Simvastatin Side Effects | Zocor Lawsuits

Why Use Zocor? The Why and How of Statins

Ryan Green | August 22nd, 2011

Zocor is one of many statin drugs that have proven highly successful in lowering not only “bad” cholesterol levels, but also the risk of heart attack, stroke, and other cardiovascular problems. But if statins such as Zocor are really the “wonder drugs” that many in the medical community make them out to be, why are so many patients considering Zocor lawsuits? One of the best ways to understand the dangerous Zocor side effects that have led to these Zocor lawsuits is to understand how statins work in the first place.

Cholesterol is a fatty substance in the blood that is needed for essential functions such as generating cell membranes, insulating nerves, and producing hormones. The body is capable of producing all of the cholesterol it requires, with most cholesterol produced by the liver. Cholesterol is also received into the body externally, through foods such as dairy products and meats. An excessive amount of cholesterol can be harmful because it can lead to blockages in the blood vessels.

Zocor used to fight LDL “bad cholesterol”

Cholesterol is delivered through the bloodstream by vehicles called lipoproteins. Low-density lipoproteins (LDL), commonly referred to as “bad cholesterol,” carry cholesterol to the body, while high-density lipoproteins (HDL), or “good cholesterol,” carry it out of the bloodstream.

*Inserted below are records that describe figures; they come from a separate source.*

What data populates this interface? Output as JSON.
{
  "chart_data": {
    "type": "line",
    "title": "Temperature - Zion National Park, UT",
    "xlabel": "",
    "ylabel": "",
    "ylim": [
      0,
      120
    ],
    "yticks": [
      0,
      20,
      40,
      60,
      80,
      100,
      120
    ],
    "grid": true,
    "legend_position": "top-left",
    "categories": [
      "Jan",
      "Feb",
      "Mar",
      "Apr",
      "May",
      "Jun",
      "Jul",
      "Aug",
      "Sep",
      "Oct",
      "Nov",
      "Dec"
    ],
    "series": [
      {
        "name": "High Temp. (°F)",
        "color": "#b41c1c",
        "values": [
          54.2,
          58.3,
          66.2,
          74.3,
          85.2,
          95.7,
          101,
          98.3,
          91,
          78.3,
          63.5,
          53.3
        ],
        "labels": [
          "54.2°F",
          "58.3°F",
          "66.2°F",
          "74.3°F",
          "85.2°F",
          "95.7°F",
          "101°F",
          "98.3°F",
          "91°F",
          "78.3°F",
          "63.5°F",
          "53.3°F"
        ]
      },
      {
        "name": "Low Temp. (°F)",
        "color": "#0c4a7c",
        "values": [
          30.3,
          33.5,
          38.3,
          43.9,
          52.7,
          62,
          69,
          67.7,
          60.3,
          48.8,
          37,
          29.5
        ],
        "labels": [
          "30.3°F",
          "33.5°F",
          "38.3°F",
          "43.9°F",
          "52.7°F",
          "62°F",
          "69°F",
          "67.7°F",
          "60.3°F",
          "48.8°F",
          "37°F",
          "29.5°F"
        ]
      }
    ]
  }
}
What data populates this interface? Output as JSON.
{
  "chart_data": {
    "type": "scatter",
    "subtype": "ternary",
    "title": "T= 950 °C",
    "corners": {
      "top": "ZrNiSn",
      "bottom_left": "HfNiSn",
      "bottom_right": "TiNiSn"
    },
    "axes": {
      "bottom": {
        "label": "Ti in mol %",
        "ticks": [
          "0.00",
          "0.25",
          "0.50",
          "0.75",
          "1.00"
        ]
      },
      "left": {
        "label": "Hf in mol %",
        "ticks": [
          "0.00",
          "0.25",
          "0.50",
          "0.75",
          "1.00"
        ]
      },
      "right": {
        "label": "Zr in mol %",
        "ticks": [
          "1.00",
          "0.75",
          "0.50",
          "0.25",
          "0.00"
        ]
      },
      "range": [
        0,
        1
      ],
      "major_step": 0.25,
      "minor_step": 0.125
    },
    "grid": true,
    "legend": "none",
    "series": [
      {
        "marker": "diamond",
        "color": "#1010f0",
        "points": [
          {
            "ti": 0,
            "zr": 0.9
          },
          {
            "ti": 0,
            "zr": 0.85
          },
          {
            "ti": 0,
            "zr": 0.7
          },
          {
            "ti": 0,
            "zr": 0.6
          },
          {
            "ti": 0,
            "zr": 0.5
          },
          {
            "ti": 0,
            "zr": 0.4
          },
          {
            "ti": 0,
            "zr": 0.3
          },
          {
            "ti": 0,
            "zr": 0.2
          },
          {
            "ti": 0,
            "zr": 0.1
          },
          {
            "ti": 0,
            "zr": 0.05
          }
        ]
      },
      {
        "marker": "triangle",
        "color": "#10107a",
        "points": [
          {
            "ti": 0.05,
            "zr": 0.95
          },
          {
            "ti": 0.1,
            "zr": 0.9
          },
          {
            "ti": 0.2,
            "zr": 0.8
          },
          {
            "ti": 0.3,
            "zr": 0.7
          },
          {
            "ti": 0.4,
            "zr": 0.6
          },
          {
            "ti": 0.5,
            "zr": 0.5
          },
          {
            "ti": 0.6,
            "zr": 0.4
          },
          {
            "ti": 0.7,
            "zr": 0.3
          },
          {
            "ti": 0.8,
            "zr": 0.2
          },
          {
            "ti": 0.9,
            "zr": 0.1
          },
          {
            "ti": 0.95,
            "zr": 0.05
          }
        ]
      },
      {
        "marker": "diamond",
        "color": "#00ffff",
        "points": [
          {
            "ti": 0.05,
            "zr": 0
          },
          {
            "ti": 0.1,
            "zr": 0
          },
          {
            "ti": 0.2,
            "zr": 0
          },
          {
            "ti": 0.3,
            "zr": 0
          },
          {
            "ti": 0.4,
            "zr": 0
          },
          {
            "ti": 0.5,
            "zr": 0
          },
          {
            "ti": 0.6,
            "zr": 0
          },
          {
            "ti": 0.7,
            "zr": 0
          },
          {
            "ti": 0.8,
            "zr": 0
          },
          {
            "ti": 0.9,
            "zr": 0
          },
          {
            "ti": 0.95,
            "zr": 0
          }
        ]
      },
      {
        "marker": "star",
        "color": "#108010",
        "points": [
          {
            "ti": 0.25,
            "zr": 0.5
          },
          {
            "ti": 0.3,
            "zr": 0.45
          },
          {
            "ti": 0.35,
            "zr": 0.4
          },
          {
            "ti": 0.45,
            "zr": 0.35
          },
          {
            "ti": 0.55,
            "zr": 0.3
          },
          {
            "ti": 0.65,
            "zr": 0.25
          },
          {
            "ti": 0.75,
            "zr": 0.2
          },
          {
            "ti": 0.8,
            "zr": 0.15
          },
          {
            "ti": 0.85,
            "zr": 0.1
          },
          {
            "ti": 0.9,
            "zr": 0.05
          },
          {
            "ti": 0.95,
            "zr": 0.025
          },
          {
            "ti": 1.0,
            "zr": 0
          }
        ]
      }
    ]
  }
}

Too many LDLs in the blood can form plaque, a grimy wax that builds up on the inner walls of the blood vessels that service the heart and brain. An excess in plaque results in artherosclerosis, or hardening of the arteries. Plaque build-up narrows blood vessels to the point where clots can occur. Side effects of blood clots include heart attack and stroke.

To sum up, high LDL levels increase risk for heart disease and stroke. That’s where statins such as Zocor, also known as simvastatin, come in. Referred to as HMG-CoA reductase inhibitors, statins decrease cholesterol by blocking the liver substance responsible for making cholesterol. Statins also aid the body in removing cholesterol that has been clogging arteries.

Increasingly, statins have been additionally prescribed to patients who exhibit normal LDL levels, but who have high levels of a high-sensitivity C-reactive protein (CRP) that is linked to an increased risk of stroke, heart attack and arterial revascularization.

Why there are Zocor lawsuits

So why have there been so many reports in the news lately about injured patients launching Zocor lawsuits? That’s because of dangerous Zocor side effects such as muscle injury, muscle weakness (including near-paralysis), and rhambodolyosis, which occurs when fragments of deteriorated muscle tissue break off into the bloodstream. When they reach the kidney, these muscle fibers can cause kidney damage, and total kidney failure. If untreated, rhambodolyosis can be fatal. Zocor side effects also include an increased risk for developing type 2 diabetes. Recent speculation within the medical community has surrounded the issue of whether the rare and severe muscle disorder Guillain-Barre syndrome should also be added to the long list of Zocor side effects.

In June 2011, the FDA responded to the growing number of Zocor lawsuits by issuing a public safety alert about Zocor side effects. The FDA ordered that the maximum 80mg dose of the drug should no longer be prescribed to new patients due to the risk of muscle-related Zocor side effects.